Dataset Copying and Synchronization

Deep Lake allows copying and synchronizing datasets across different storage locations. This functionality is needed for the following use cases:

  • Moving datasets between cloud providers
  • Creating local copies of cloud datasets for faster access
  • Backing up datasets to different storage providers
  • Maintaining synchronized dataset replicas

Copying Datasets

Copy a dataset to a new location while preserving all data, metadata, and version history:

# Copy between storage providers
deeplake.copy(
    src="s3://source-bucket/dataset",
    dst="gcs://dest-bucket/dataset", 
    dst_creds={"credentials": "for-dest-storage"}
)

# Create local copy of cloud dataset  
deeplake.copy(
    src="al://org/dataset",
    dst="./local/dataset"
)

Dataset Synchronization

Pull Changes

Sync a dataset with its source by pulling new changes:

# Create dataset copy
deeplake.copy("s3://source/dataset", "s3://replica/dataset")

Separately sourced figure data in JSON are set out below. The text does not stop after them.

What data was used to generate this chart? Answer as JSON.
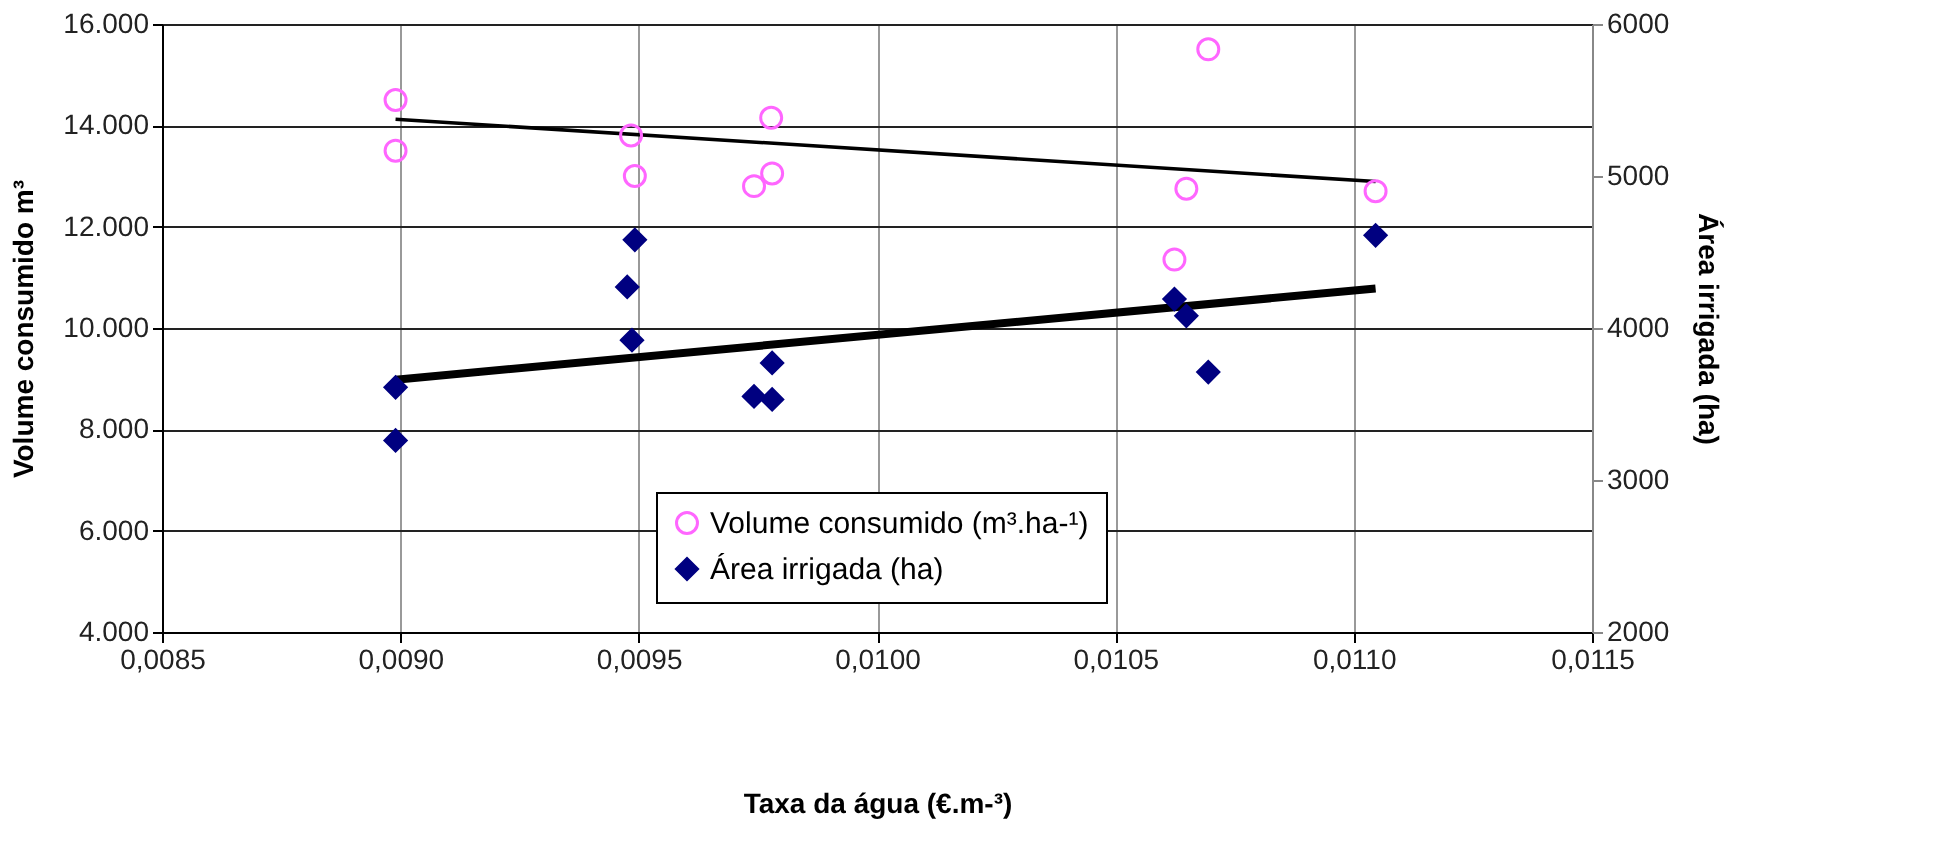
{
  "chart_data": {
    "type": "scatter",
    "xlabel": "Taxa da água (€.m-³)",
    "ylabel": "Volume consumido m³",
    "y2label": "Área irrigada (ha)",
    "xlim": [
      0.0085,
      0.0115
    ],
    "xticks": [
      {
        "value": 0.0085,
        "label": "0,0085"
      },
      {
        "value": 0.009,
        "label": "0,0090"
      },
      {
        "value": 0.0095,
        "label": "0,0095"
      },
      {
        "value": 0.01,
        "label": "0,0100"
      },
      {
        "value": 0.0105,
        "label": "0,0105"
      },
      {
        "value": 0.011,
        "label": "0,0110"
      },
      {
        "value": 0.0115,
        "label": "0,0115"
      }
    ],
    "ylim": [
      4000,
      16000
    ],
    "yticks": [
      {
        "value": 4000,
        "label": "4.000"
      },
      {
        "value": 6000,
        "label": "6.000"
      },
      {
        "value": 8000,
        "label": "8.000"
      },
      {
        "value": 10000,
        "label": "10.000"
      },
      {
        "value": 12000,
        "label": "12.000"
      },
      {
        "value": 14000,
        "label": "14.000"
      },
      {
        "value": 16000,
        "label": "16.000"
      }
    ],
    "y2lim": [
      2000,
      6000
    ],
    "y2ticks": [
      2000,
      3000,
      4000,
      5000,
      6000
    ],
    "grid": true,
    "legend": "bottom",
    "series": [
      {
        "name": "Volume consumido (m³.ha-¹)",
        "color": "#ff66ff",
        "marker": "circle",
        "x": [
          0.00899,
          0.00899,
          0.009484,
          0.009492,
          0.009742,
          0.00978,
          0.009778,
          0.010695,
          0.010649,
          0.010624,
          0.011046
        ],
        "values": [
          14500,
          13500,
          13800,
          13000,
          12800,
          13050,
          14150,
          15500,
          12750,
          11350,
          12700
        ]
      },
      {
        "name": "Área irrigada (ha)",
        "color": "#000080",
        "marker": "diamond",
        "axis": "y2",
        "x": [
          0.00899,
          0.00899,
          0.009492,
          0.009476,
          0.009486,
          0.00978,
          0.009742,
          0.00978,
          0.010624,
          0.010649,
          0.010695,
          0.011046
        ],
        "values": [
          3610,
          3260,
          4580,
          4270,
          3920,
          3770,
          3550,
          3530,
          4190,
          4080,
          3710,
          4610
        ]
      },
      {
        "type": "line",
        "color": "#000000",
        "marker": "none",
        "x": [
          0.00899,
          0.011046
        ],
        "values": [
          14120,
          12890
        ]
      },
      {
        "type": "line",
        "color": "#000000",
        "marker": "none",
        "axis": "y2",
        "x": [
          0.00899,
          0.011046
        ],
        "values": [
          3660,
          4260
        ]
      }
    ]
  }
}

replica_ds = deeplake.open("s3://replica/dataset")

# Later, pull new changes from source
replica_ds.pull(
    url="s3://source/dataset",
    creds={"aws_access_key_id": "key", "aws_secret_access_key": "secret"}
)

# Pull changes asynchronously
async def pull_async():
    await replica_ds.pull_async("s3://source/dataset") 

Push Changes

Push local changes to another dataset location:

# Make changes to dataset
ds.append({"images": new_images})
ds.commit()

# Push changes to replica
ds.push(
    url="s3://replica/dataset",
    creds={"aws_access_key_id": "key", "aws_secret_access_key": "secret"}
)

# Push changes asynchronously  
async def push_async():
    await ds.push_async("s3://replica/dataset")

Synchronization Example

# Initial dataset creation
source_ds = deeplake.create("s3://bucket/source")
source_ds.add_column("images", deeplake.types.Image())
source_ds.commit()

# Create replica
deeplake.copy(
    src="s3://bucket/source",
    dst="gcs://bucket/replica"
)
replica_ds = deeplake.open("gcs://bucket/replica")

# Add data to source
source_ds.append({"images": batch1})
source_ds.commit()

# Sync replica with source
replica_ds.pull("s3://bucket/source")

# Add data to replica  
replica_ds.append({"images": batch2})
replica_ds.commit()

# Push replica changes back to source
replica_ds.push("s3://bucket/source")

Summary

  • Copying the dataset preserves all data, metadata, and version history
  • Push/pull synchronizes only the changes between datasets
  • Copy/sync works across different storage providers - s3, gcs, azure, local, etc.